Dhub Grass, Bermuda, Bahama Grass
Latin name: Cynodon dactylon poaceae
Sanskrit/Indian name: Durva, Haritali, Dhub, Hariali
Cynodon dactylon, also known as dūrvā grass, Dhoob, Bermuda grass, dubo, dog's tooth grass, Bahama grass, devil's grass, couch grass, Indian doab, arugampul, grama, and scutch grass, is a grass that originated in the Middle East. Although it is not native to Bermuda, it is an abundant invasive species there.

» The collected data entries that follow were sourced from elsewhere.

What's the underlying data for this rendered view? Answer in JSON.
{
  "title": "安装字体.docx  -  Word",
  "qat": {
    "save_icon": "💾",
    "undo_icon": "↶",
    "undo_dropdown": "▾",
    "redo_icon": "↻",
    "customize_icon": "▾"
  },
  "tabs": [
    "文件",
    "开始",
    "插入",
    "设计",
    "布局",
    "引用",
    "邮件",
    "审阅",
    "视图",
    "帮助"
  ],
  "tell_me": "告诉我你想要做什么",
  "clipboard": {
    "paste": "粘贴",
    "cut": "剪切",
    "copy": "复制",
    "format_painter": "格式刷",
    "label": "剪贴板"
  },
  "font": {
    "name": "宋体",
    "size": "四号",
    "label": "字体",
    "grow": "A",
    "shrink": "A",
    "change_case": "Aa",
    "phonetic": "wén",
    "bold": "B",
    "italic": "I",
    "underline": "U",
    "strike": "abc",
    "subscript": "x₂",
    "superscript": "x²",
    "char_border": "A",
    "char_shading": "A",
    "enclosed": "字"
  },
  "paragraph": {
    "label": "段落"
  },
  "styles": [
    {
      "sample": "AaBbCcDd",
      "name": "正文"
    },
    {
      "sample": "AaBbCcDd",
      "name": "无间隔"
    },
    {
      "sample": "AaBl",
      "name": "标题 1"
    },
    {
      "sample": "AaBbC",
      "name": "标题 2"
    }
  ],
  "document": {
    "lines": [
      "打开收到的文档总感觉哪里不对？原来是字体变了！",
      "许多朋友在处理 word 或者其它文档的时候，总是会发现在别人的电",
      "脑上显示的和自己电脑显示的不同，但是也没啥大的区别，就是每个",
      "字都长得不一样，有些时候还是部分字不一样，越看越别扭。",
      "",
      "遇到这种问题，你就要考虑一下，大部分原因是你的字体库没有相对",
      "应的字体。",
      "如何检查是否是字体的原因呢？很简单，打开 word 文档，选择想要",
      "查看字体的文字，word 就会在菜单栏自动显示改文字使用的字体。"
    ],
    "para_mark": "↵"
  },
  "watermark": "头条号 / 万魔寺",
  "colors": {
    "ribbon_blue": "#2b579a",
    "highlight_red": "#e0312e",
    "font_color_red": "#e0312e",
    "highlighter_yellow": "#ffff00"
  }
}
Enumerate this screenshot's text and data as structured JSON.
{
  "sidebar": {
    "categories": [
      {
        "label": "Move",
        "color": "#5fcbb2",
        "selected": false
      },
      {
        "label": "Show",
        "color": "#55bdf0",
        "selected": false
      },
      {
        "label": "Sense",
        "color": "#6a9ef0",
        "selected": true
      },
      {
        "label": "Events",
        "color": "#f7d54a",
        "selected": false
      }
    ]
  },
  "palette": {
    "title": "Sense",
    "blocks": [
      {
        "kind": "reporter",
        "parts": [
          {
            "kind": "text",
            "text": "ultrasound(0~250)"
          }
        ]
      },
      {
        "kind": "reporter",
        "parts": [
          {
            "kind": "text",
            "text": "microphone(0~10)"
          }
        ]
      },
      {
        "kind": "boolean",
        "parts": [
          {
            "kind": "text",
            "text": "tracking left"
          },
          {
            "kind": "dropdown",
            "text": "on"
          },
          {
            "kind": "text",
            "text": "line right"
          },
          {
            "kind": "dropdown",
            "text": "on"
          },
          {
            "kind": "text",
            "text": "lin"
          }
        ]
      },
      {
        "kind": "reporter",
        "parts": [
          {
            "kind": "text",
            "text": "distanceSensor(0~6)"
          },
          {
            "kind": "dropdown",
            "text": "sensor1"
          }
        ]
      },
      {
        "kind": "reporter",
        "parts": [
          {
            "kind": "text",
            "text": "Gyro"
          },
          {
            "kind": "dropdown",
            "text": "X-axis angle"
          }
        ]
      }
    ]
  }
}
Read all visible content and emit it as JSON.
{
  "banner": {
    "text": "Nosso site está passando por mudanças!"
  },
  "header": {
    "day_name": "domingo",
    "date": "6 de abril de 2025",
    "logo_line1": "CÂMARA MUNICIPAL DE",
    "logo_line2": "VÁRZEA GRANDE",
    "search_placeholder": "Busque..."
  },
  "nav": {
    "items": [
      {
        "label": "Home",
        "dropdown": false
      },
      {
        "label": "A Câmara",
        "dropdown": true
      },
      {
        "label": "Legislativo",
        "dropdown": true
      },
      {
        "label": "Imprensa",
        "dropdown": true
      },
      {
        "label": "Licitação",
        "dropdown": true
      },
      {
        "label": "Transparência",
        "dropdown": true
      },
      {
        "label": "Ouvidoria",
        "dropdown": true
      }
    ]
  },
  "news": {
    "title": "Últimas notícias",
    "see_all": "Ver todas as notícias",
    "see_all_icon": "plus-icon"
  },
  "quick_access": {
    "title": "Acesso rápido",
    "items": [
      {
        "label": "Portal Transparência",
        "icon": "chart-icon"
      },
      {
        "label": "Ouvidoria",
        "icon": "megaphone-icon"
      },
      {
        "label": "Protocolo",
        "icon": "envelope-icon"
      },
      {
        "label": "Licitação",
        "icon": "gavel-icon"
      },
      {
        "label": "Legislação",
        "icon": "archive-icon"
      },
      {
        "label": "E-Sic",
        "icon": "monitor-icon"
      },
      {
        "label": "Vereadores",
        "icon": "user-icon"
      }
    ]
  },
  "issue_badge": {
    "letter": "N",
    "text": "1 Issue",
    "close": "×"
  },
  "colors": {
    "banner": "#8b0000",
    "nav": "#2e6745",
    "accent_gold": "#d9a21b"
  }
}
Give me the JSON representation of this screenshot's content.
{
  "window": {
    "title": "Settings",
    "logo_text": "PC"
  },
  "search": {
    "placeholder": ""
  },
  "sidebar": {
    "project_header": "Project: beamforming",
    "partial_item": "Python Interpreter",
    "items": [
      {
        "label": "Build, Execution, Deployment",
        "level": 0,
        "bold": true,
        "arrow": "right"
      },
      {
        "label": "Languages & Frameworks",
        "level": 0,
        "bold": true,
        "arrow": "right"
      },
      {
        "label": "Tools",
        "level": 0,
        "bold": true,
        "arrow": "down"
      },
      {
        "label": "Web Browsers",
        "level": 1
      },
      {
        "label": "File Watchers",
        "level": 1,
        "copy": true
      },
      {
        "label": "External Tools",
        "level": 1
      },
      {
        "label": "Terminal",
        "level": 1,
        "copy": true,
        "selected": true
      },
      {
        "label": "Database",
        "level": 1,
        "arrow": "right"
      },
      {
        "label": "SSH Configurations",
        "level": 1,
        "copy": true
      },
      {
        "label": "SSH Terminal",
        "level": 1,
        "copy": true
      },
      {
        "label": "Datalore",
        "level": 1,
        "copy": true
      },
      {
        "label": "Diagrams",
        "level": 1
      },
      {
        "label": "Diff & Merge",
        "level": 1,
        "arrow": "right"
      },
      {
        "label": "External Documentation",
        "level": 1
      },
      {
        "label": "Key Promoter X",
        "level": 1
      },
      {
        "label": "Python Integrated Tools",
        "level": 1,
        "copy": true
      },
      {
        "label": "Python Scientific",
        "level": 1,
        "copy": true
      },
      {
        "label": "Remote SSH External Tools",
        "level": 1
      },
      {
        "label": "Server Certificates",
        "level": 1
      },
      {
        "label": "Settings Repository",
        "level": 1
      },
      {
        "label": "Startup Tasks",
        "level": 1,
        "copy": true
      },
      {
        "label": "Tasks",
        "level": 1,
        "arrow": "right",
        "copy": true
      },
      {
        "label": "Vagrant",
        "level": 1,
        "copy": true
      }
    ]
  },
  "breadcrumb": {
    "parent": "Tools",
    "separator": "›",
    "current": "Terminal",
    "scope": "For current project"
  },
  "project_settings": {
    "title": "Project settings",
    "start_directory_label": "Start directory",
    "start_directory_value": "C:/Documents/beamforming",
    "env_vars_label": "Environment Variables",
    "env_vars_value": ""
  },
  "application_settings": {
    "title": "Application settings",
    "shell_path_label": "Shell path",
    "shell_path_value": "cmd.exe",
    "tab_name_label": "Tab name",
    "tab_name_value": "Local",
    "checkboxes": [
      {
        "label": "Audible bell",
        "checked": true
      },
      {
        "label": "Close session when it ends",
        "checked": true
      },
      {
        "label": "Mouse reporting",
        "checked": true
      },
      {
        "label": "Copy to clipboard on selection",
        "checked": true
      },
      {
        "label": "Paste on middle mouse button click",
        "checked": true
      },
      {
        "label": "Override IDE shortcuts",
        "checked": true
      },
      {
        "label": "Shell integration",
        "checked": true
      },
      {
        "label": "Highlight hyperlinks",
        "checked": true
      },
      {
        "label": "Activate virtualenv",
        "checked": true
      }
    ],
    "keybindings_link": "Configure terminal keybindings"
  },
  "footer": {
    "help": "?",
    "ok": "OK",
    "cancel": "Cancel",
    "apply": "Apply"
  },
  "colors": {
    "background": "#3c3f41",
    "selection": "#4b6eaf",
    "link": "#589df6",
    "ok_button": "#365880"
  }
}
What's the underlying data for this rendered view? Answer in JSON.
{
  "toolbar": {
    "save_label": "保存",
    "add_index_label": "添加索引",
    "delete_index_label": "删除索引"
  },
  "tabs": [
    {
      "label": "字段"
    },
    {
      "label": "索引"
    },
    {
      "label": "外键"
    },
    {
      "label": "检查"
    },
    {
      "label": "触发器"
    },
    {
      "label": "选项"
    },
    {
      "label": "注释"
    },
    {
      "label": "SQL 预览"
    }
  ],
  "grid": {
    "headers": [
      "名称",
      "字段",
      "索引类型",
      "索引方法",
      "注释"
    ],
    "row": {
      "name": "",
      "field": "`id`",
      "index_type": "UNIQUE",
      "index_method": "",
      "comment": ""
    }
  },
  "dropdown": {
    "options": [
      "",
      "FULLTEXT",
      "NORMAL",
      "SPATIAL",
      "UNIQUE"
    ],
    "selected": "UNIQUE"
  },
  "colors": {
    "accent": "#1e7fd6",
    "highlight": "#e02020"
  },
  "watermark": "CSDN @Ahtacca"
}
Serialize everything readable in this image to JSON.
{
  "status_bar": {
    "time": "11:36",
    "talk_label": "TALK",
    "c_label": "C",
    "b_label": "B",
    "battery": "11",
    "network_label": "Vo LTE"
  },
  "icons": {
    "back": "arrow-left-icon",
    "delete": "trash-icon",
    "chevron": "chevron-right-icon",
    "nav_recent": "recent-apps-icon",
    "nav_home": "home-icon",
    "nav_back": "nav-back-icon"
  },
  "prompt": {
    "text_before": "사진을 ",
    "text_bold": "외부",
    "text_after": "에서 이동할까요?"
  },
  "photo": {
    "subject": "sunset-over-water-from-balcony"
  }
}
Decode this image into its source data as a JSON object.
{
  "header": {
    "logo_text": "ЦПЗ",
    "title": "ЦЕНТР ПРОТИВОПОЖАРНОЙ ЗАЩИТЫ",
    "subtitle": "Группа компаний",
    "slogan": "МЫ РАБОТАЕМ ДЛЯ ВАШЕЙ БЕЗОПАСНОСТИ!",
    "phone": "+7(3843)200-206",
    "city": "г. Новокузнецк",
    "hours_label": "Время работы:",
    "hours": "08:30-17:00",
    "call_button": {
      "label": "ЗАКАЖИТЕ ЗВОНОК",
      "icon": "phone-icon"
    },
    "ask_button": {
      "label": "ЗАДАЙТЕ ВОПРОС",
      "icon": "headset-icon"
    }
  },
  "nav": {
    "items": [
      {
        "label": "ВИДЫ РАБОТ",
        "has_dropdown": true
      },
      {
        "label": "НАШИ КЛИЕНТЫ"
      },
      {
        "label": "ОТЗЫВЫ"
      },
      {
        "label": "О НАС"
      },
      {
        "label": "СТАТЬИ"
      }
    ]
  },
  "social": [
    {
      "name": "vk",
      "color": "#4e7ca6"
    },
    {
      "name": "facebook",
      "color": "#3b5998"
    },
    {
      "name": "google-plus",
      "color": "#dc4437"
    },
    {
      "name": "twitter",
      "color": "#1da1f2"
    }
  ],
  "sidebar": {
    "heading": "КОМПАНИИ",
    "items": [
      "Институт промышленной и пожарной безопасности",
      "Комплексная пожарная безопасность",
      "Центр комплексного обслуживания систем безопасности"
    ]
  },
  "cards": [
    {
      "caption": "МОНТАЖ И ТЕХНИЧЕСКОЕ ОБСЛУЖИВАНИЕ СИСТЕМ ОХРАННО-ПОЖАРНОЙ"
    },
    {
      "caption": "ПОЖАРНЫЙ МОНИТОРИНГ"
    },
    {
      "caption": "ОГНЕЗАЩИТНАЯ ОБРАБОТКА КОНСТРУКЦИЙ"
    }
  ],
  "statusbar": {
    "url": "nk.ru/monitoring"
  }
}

The blades are a grey-green colour and are short, usually 2–15 cm (0.79–5.91 in) long with rough edges. The erect stems can grow 1–30 cm (0.39–11.81 in) tall. The stems are slightly flattened, often tinged purple in colour. The seed heads are produced in a cluster of two to six spikes together at the top of the stem, each spike 2–5 cm (0.79–1.97 in) long. It has a deep root system; in drought situations with penetrable soil, the root system can grow to over 2 metres (6.6 ft) deep, though most of the root mass is less than 60 centimetres (24 in) under the surface. The grass creeps along the ground and roots wherever a node touches the ground, forming a dense mat. C. dactylon reproduces through seeds, runners, and rhizomes. Growth begins at temperatures above 15 °C (59 °F) with optimum growth between 24 and 37 °C (75 and 99 °F); in winter, the grass becomes dormant and turns brown. Growth is promoted by full sun and retarded by full shade, e.g., close to tree trunks.